Quels sont les critères qui ont convaincu la CJUE que la plateforme Booking, en tant que OTA, avait violé certains principes de libre concurrence et mis en place un système d’ententes en imposant certaines clauses restrictives de concurrence ?
Dans cet arrêt du 19 septembre 2024 (C 264/23), la Cour de justice de l’Union européenne (CJUE), saisie d’une question préjudicielle par un tribunal d’Amsterdam sur l’interprétation de l’article 101 du TFUE (traitant des ententes), est venue clarifier l’application du droit de la concurrence aux clauses de parité tarifaire imposées par les plateformes de réservation d’hébergements (hôtels), comme dans en l’espèce la société Booking.com.
Les faits :
Booking.com, plateforme néerlandaise, proposait jusqu’en 2015 une « clause de parité étendue », empêchant les hôtels de proposer des prix inférieurs sur d’autres canaux de vente (y compris leurs propres sites ou autres plateformes).

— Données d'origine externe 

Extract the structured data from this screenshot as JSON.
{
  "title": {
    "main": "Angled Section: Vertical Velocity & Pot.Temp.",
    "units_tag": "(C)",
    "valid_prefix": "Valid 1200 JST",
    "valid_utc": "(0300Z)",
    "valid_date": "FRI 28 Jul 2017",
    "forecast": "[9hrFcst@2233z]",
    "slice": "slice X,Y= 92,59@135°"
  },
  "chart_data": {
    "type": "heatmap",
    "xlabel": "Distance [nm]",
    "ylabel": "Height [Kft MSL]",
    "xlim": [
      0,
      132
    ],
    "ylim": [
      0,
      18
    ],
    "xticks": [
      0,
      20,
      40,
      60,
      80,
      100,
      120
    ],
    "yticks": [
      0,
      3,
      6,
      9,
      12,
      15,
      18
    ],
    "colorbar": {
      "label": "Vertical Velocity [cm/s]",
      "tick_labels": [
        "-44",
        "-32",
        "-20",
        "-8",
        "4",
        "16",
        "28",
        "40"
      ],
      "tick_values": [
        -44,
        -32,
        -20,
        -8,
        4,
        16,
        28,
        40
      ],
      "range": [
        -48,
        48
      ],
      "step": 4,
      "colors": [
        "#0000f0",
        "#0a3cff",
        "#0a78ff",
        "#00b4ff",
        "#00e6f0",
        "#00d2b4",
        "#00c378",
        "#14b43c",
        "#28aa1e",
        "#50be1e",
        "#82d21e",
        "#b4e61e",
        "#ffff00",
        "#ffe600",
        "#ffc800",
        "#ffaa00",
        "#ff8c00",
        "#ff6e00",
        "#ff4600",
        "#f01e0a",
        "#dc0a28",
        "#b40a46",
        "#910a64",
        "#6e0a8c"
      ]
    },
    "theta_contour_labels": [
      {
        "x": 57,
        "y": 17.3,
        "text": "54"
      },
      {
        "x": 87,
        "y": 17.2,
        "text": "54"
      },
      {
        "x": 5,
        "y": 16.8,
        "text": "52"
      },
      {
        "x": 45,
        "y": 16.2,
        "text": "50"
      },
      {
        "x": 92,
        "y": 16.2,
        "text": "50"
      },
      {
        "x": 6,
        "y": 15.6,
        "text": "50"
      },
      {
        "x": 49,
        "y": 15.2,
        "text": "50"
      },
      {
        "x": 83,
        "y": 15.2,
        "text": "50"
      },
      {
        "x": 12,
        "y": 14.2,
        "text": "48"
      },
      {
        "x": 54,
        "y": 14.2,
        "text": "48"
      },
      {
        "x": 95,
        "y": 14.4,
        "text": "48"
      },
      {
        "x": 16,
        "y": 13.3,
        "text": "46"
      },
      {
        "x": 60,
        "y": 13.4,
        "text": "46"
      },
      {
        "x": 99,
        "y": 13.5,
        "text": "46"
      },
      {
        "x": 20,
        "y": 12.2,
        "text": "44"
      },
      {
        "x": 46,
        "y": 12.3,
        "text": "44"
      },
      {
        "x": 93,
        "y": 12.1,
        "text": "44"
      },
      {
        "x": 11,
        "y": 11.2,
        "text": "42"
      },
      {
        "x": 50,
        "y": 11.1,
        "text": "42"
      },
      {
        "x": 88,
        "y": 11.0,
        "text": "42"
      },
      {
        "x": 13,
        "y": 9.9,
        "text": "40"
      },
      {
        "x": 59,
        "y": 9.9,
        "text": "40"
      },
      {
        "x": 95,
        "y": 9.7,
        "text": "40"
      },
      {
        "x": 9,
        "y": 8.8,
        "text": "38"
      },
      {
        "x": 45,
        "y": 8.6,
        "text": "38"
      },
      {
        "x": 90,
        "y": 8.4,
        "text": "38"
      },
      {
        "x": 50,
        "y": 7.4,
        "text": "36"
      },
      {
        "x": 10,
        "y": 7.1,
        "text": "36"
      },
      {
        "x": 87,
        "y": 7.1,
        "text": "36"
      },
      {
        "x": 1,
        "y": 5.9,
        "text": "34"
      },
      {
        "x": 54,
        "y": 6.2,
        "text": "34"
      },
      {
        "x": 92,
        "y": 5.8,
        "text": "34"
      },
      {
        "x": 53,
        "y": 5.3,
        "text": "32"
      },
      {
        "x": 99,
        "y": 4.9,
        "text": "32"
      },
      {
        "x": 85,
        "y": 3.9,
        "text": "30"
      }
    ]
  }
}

Après concertation avec les autorités de concurrence de certains pays européens, Booking.com a remplacé cette clause par une « clause de parité restreinte » qui se limitait aux offres faites sur les propres canaux de vente des hôtels. Cependant, la Cour Fédérale Allemande a estimé que même cette nouvelle clause violait le droit de la concurrence européen et allemand et ne respectait pas l’article 101 premier paragraphe du TFUE.
Problématique :
Booking.com a saisi une juridiction néerlandaise pour contester cette décision, tandis que des hôteliers allemands ont contre-attaqué en réclamant des dommages pour infraction au droit de la concurrence. Suite à certains allers/retours entre les autorités de la concurrence Allemandes, néerlandaises et la Commission Européenne, la CJUE fut donc saisie d’une question préjudicielle.
Que dit la CJUE à propos des clauses de parité ?
Clauses de parité et interdiction des ententes (art. 101, §1 TFUE) :
- Ces clauses ne sont pas proportionnées : Les clauses de parité tarifaire étendues et restreintes ne sont pas proportionnées à leur objectif, car elles « limitent la concurrence entre les plateformes, peuvent évincer les petits acteurs, et ne sont pas nécessaires pour garantir la viabilité économique de Booking.com. » la CJUE va jusqu’à préciser que la suppression de ces clauses ne compromettrait pas la rentabilité de la plateforme.
- Ces clauses pouvaient-elles être qualifiées de clauses de « restrictions accessoires » ? l’article 101, paragraphe 3 du TFUE, autorise, dans une certaine mesure, que certains accords restrictifs de concurrence peuvent générer des avantages économiques objectifs qui contrebalancent les effets négatifs de la restriction de concurrence et rendent donc ces clauses légales. Cependant, la CJUE a considéré que les clauses de parité, étendues ou restreintes, ne peuvent être qualifiées de « restrictions accessoires », car elles ne sont pas objectivement nécessaires à l’activité principale de Booking.com. De son côté Booking prétendait que ces clauses permettaient de « lutter contre d’éventuels phénomènes de parasitisme et soient indispensables pour garantir des gains d’efficacité ou pour assurer le succès commercial de l’opération principale ». Mais cela n’a pas convaincu la CJUE. Cette dernière rappelle que pour qu’une restriction soit considérée comme « accessoire », elle doit être indispensable à l’opération principale (ici, l’intermédiation entre les hôtels et les consommateurs). La Cour a considéré que la rentabilité réduite ou l’efficacité moindre ne suffisent pas à justifier cette nécessité.
En conclusion, même des clauses d’apparence moins restrictives continuent de fausser le libre jeu de la concurrence et ne peuvent être qualifiées de restrictions accessoires.
Dans le domaine des OTA (Online Travel Agencies) et des plateformes de réservation d’hébergements il convient d’être particulièrement vigilant sur les clauses restrictives que vous pourriez mettre en place.